Background: Resistance to thyroid hormone (RTH) is a rare dominantly inherited disorder mainly due to variants in the THRB gene leading to decreased end-organ responsiveness to thyroid hormones. Case report: Clinical and molecular characteristics of four patients with RTH are described. Four patients with various phenotypes were studied; two prepubertal boys and two adults (one male and one female). Sequencing analysis of the THRB was performed. All individuals had persistently elevated free thyroxine and/or free triiodothyronine associated with non-suppressed thyroid-stimulating hormone (TSH), and all had non-autoimmune goiters of various sizes. In both adults, antithyroid drugs were previously administered without successful suppression of the thyroid hormones.

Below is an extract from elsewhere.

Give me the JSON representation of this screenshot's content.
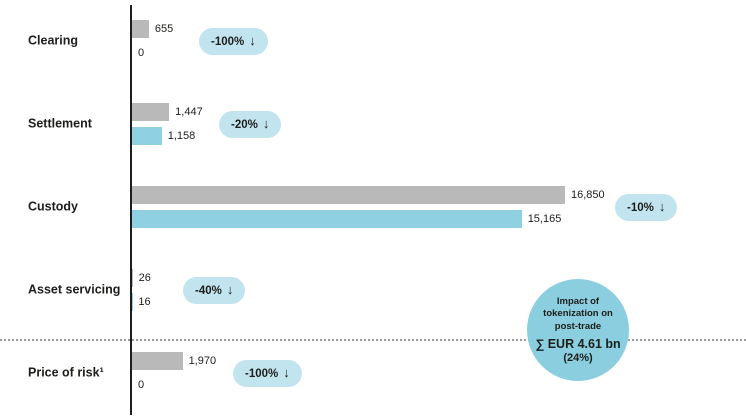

The 27-year-old female had resting tachycardia as the only symptom. The 35-year-old male had a degree of cognitive im-pairment and was initially diagnosed with atrial fibrillation. The eight-year-old boy was diagnosed with attention deficit disorder and had resting tachycardia. The oldest boy (age nine years) underwent thyroid function tests as a part of the investigation for obesity and learning difficulties. Direct sequencing analysis of the THRB gene showed three previously reported variants: p.His435Leu (c.1304A>T) in the 35-year-old male, p.Pro453Thr (c.1357C>A) in the oldest boy, and p.Arg438Cys (c.1312C>T) variant in the other two patients. Conclusions: Various phenotypes characterize common variants in the THRB gene, asymptomatic, thyroid hormone deprivation symptoms, or thyroid hormone excess symptoms. RTH should be suspected in both adults and children with elevated thyroid hormones and not suppressed TSH. A prompt molecular diagnosis and genetic counseling could prevent unnecessary tests and inappropriate treatments.